Formation of 1,N-6-etheno-2 '-deoxyadenosine adducts by trans,trans-2,4-decadienal

trans,trans-2,4-Decadienal (DDE) is an important breakdown product of lipid peroxidation. This aldehyde is cytotoxic to mammalian cells and is known to be implicated in DNA damage. Therefore, attempts were made in this work to assess the reactivity of DDE with 2'-deoxyadenosine (dAdo). It was shown that DDE is able to bind to 2'-deoxyadenosine, yielding highly fluorescent products. Besides 1,N-6-etheno-2'-deoxyadenosine (epsilon dAdo), two other related adducts, 1-[3-(2-deoxy-beta-D-erythro-pentofuranosyl)3H-imidazo[2,1-i]purin-7-yl]-1,2,3-octanetriol and 1-[3-(2-deoxy-beta-D-erythro-pentofuranosyl)-3H-imidazo[2,1-i]purin-7-yl]-1,2-heptanediol, were isolated by reverse phase high-performance liquid chromatography and characterized on the basis of their UV, fluorescence, nuclear magnetic resonance, and mass spectrometry features.
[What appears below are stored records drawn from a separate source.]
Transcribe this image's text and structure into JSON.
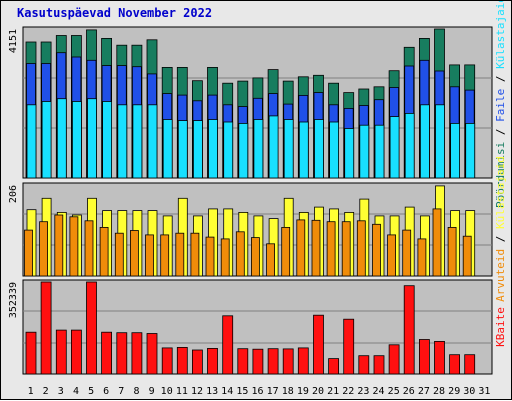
{
  "chart_data": {
    "title": "Kasutuspäevad November 2022",
    "categories": [
      "1",
      "2",
      "3",
      "4",
      "5",
      "6",
      "7",
      "8",
      "9",
      "10",
      "11",
      "12",
      "13",
      "14",
      "15",
      "16",
      "17",
      "18",
      "19",
      "20",
      "21",
      "22",
      "23",
      "24",
      "25",
      "26",
      "27",
      "28",
      "29",
      "30",
      "31"
    ],
    "weekend_days": [
      "5",
      "6",
      "12",
      "13",
      "19",
      "20",
      "26",
      "27"
    ],
    "day_colors": {
      "weekday": "#000000",
      "weekend": "#007f5f"
    },
    "charts": [
      {
        "type": "bar",
        "ymax_label": "4151",
        "ylim": [
          0,
          4151
        ],
        "series": [
          {
            "name": "Pöördumisi",
            "color": "#177d5f",
            "values": [
              3790,
              3790,
              3970,
              3970,
              4126,
              3890,
              3700,
              3700,
              3850,
              3080,
              3080,
              2710,
              3080,
              2640,
              2700,
              2790,
              3020,
              2700,
              2820,
              2860,
              2640,
              2380,
              2480,
              2540,
              2990,
              3640,
              3890,
              4151,
              3150,
              3150,
              0
            ]
          },
          {
            "name": "Faile",
            "color": "#2050e8",
            "values": [
              3190,
              3190,
              3490,
              3370,
              3280,
              3130,
              3130,
              3100,
              2900,
              2350,
              2310,
              2150,
              2310,
              2040,
              1990,
              2220,
              2350,
              2060,
              2300,
              2380,
              2040,
              1940,
              2020,
              2180,
              2520,
              3120,
              3280,
              2980,
              2540,
              2450,
              0
            ]
          },
          {
            "name": "Külastajaid",
            "color": "#18e0ff",
            "values": [
              2040,
              2130,
              2210,
              2130,
              2210,
              2130,
              2040,
              2040,
              2040,
              1630,
              1600,
              1600,
              1630,
              1560,
              1520,
              1630,
              1730,
              1630,
              1560,
              1630,
              1560,
              1380,
              1470,
              1470,
              1710,
              1800,
              2040,
              2040,
              1520,
              1520,
              0
            ]
          }
        ]
      },
      {
        "type": "bar",
        "ymax_label": "206",
        "ylim": [
          0,
          206
        ],
        "series": [
          {
            "name": "Külastajaid",
            "color": "#ffff33",
            "values": [
              150,
              176,
              144,
              138,
              176,
              148,
              148,
              148,
              148,
              136,
              176,
              136,
              152,
              152,
              144,
              136,
              130,
              176,
              144,
              156,
              152,
              144,
              174,
              136,
              136,
              156,
              136,
              204,
              148,
              148,
              0
            ]
          },
          {
            "name": "Arvuteid",
            "color": "#f08c0a",
            "values": [
              104,
              123,
              138,
              134,
              125,
              110,
              97,
              103,
              93,
              93,
              97,
              97,
              88,
              84,
              100,
              87,
              73,
              110,
              127,
              126,
              123,
              123,
              125,
              117,
              93,
              104,
              84,
              152,
              110,
              90,
              0
            ]
          }
        ]
      },
      {
        "type": "bar",
        "ymax_label": "352339",
        "ylim": [
          0,
          352339
        ],
        "series": [
          {
            "name": "KBaite",
            "color": "#ff1010",
            "values": [
              160000,
              352339,
              168000,
              168000,
              352339,
              160000,
              158000,
              158000,
              155000,
              100000,
              102000,
              92000,
              98000,
              223000,
              97000,
              95000,
              97000,
              96000,
              100000,
              225000,
              59000,
              210000,
              70000,
              70000,
              112000,
              338000,
              132000,
              125000,
              74000,
              74000,
              0
            ]
          }
        ]
      }
    ],
    "right_labels": [
      {
        "parts": [
          {
            "text": "Pöördumisi",
            "color": "#177d5f"
          },
          {
            "text": " / ",
            "color": "#000000"
          },
          {
            "text": "Faile",
            "color": "#2050e8"
          },
          {
            "text": " / ",
            "color": "#000000"
          },
          {
            "text": "Külastajaid",
            "color": "#18e0ff"
          }
        ]
      },
      {
        "parts": [
          {
            "text": "Arvuteid",
            "color": "#f08c0a"
          },
          {
            "text": " / ",
            "color": "#000000"
          },
          {
            "text": "Külastajaid",
            "color": "#ffff33"
          }
        ]
      },
      {
        "parts": [
          {
            "text": "KBaite",
            "color": "#ff1010"
          }
        ]
      }
    ],
    "grid": true
  }
}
The reaction mechanism for the formation of the DDE-2'-deoxyadenosine adducts involves 2,4-decadienal epoxidation and subsequent addition to the N-2 amino group of 2'-deoxyadenosine, followed by cyclization at the N-1 site. Adducts differ by the length of carbon side chain and the number of hydroxyl groups. The present data indicate that DDE can be epoxidized by peroxides, and the resulting products are able to form several adducts with 2'-deoxyadenosine and/or DNA. Endogenous DNA adduct formation can contribute to the already reported high cytotoxicity of DDE to mammalian cells.